Selama ini, sampah yang ditampung di tempat penampungan sementara diangkut menuju Tempat Pembuangan Akhir (TPA). Tanpa pengelolaan sampah yang terintegrasi, sampah ditumpuk dan ditimbun dengan tanah. Akibatnya, selain mengeluarkan bau busuk juga mengancam kelestarian lingkungan terutama sumber mata air di wilayah setempat.

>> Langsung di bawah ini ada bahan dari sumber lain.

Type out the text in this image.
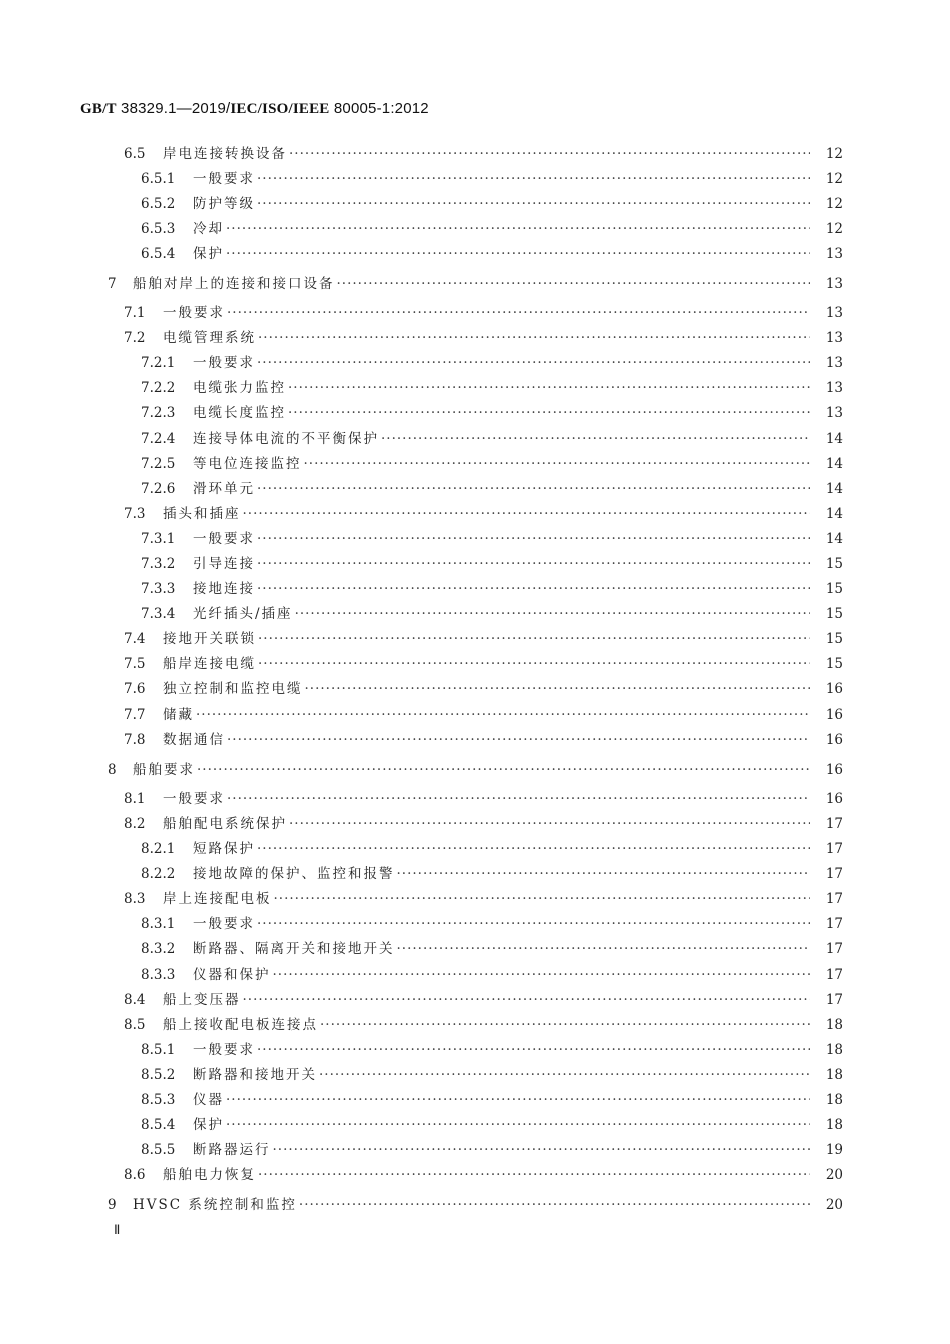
GB/T 38329.1—2019/IEC/ISO/IEEE 80005-1:2012
6.5 岸电连接转换设备 ·····	12
6.5.1 一般要求 ·····	12
6.5.2 防护等级 ·····	12
6.5.3 冷却 ·····	12
6.5.4 保护 ·····	13
7 船舶对岸上的连接和接口设备 ·····	13
7.1 一般要求 ·····	13
7.2 电缆管理系统 ·····	13
7.2.1 一般要求 ·····	13
7.2.2 电缆张力监控 ·····	13
7.2.3 电缆长度监控 ·····	13
7.2.4 连接导体电流的不平衡保护 ·····	14
7.2.5 等电位连接监控 ·····	14
7.2.6 滑环单元 ·····	14
7.3 插头和插座 ·····	14
7.3.1 一般要求 ·····	14
7.3.2 引导连接 ·····	15
7.3.3 接地连接 ·····	15
7.3.4 光纤插头/插座 ·····	15
7.4 接地开关联锁 ·····	15
7.5 船岸连接电缆 ·····	15
7.6 独立控制和监控电缆 ·····	16
7.7 储藏 ·····	16
7.8 数据通信 ·····	16
8 船舶要求 ·····	16
8.1 一般要求 ·····	16
8.2 船舶配电系统保护 ·····	17
8.2.1 短路保护 ·····	17
8.2.2 接地故障的保护、监控和报警 ·····	17
8.3 岸上连接配电板 ·····	17
8.3.1 一般要求 ·····	17
8.3.2 断路器、隔离开关和接地开关 ·····	17
8.3.3 仪器和保护 ·····	17
8.4 船上变压器 ·····	17
8.5 船上接收配电板连接点 ·····	18
8.5.1 一般要求 ·····	18
8.5.2 断路器和接地开关 ·····	18
8.5.3 仪器 ·····	18
8.5.4 保护 ·····	18
8.5.5 断路器运行 ·····	19
8.6 船舶电力恢复 ·····	20
9 HVSC 系统控制和监控 ·····	20
Ⅱ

Sejauh ini, pemerintah Kabupaten Sidoarjo memiliki dua TPA diantaranya di Jabon seluas 5,4 hektare dan TPA Krian selaus 2,2 hektare. Namun, TPA Krian hanya tersisa 20 persen dari kapasitas yang ada. Banyaknya volume sampah di Sidoarjo mengakibatkan petugas kebersihan tak mampu memisahkan antara sampah plastik, besi atau sampah organik. "Alat pengolah sampah juga mahal," katanya.

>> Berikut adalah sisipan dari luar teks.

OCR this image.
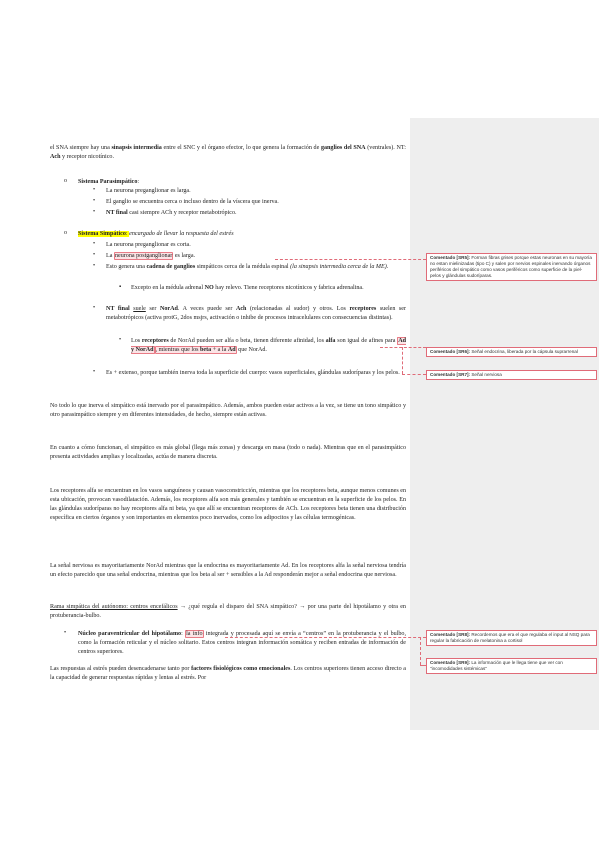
el SNA siempre hay una sinapsis intermedia entre el SNC y el órgano efector, lo que genera la formación de ganglios del SNA (ventrales). NT: Ach y receptor nicotínico.
o Sistema Parasimpático:
• La neurona preganglionar es larga.
• El ganglio se encuentra cerca o incluso dentro de la víscera que inerva.
• NT final casi siempre ACh y receptor metabotrópico.
o Sistema Simpático: encargado de llevar la respuesta del estrés
• La neurona preganglionar es corta.
• La neurona postganglionar es larga.
• Esto genera una cadena de ganglios simpáticos cerca de la médula espinal (la sinapsis intermedia cerca de la ME).
▪ Excepto en la médula adrenal NO hay relevo. Tiene receptores nicotínicos y fabrica adrenalina.
• NT final suele ser NorAd. A veces puede ser Ach (relacionadas al sudor) y otros. Los receptores suelen ser metabotrópicos (activa protG, 2dos msjrs, activación o inhibe de procesos intracelulares con consecuencias distintas).
• Los receptores de NorAd pueden ser alfa o beta, tienen diferente afinidad, los alfa son igual de afines para Ad y NorAd , mientras que los beta + a la Ad que NorAd.
• Es + extenso, porque también inerva toda la superficie del cuerpo: vasos superficiales, glándulas sudoríparas y los pelos.
No todo lo que inerva el simpático está inervado por el parasimpático. Además, ambos pueden estar activos a la vez, se tiene un tono simpático y otro parasimpático siempre y en diferentes intensidades, de hecho, siempre están activas.
En cuanto a cómo funcionan, el simpático es más global (llega más zonas) y descarga en masa (todo o nada). Mientras que en el parasimpático presenta actividades amplias y localizadas, actúa de manera discreta.
Los receptores alfa se encuentran en los vasos sanguíneos y causan vasoconstricción, mientras que los receptores beta, aunque menos comunes en esta ubicación, provocan vasodilatación. Además, los receptores alfa son más generales y también se encuentran en la superficie de los pelos. En las glándulas sudoríparas no hay receptores alfa ni beta, ya que allí se encuentran receptores de ACh. Los receptores beta tienen una distribución específica en ciertos órganos y son importantes en elementos poco inervados, como los adipocitos y las células termogénicas.
La señal nerviosa es mayoritariamente NorAd mientras que la endocrina es mayoritariamente Ad. En los receptores alfa la señal nerviosa tendría un efecto parecido que una señal endocrina, mientras que los beta al ser + sensibles a la Ad responderán mejor a señal endocrina que nerviosa.
Rama simpática del autónomo: centros encefálicos → ¿qué regula el disparo del SNA simpático? → por una parte del hipotálamo y otra en protuberancia-bulbo.
• Núcleo paraventricular del hipotálamo: la info integrada y procesada aquí se envía a “centros” en la protuberancia y el bulbo, como la formación reticular y el núcleo solitario. Estos centros integran información somática y reciben entradas de información de centros superiores.
Las respuestas al estrés pueden desencadenarse tanto por factores fisiológicos como emocionales. Los centros superiores tienen acceso directo a la capacidad de generar respuestas rápidas y lentas al estrés. Por
Comentado [SR5]: Forman fibras grises porque estas neuronas en su mayoría no estan mielinizadas (tipo C) y salen por nervios espinales inervando órganos periféricos del simpático como vasos periféricos como superficie de la piel- pelos y glándulas sudoríparas.
Comentado [SR6]: Señal endocrina, liberada por la cápsula suprarrenal
Comentado [SR7]: Señal nerviosa
Comentado [SR8]: Recordemos que era el que regulaba el input al NSQ para regular la fabricación de melatonina a cortisol
Comentado [SR9]: La información que le llega tiene que ver con "incomodidades sistémicas"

Untuk itu, kini diaktifkan kader lingkungan di setiap desa. Mereka bertugas mengkampanyekan gerakan pengolahan sampah organik. Ratusan komposter pengolah sampah telah didistribusikan kepada setiap rumah tangga. Kompos yang dihasilkan, katanya, bisa dimanfaatkan untuk pupuk tanaman hias di rumah.
Selama ini, sekitar 51 Desa yang memiliki kader lingkungan. Rencananya setiap desa akan dibekali keterampilan khusus untuk mengelola sampah secara mandiri. Tujuannya, untuk mengurangi volume sampah yang sebagian besar dihasilkan limbah rumah tangga.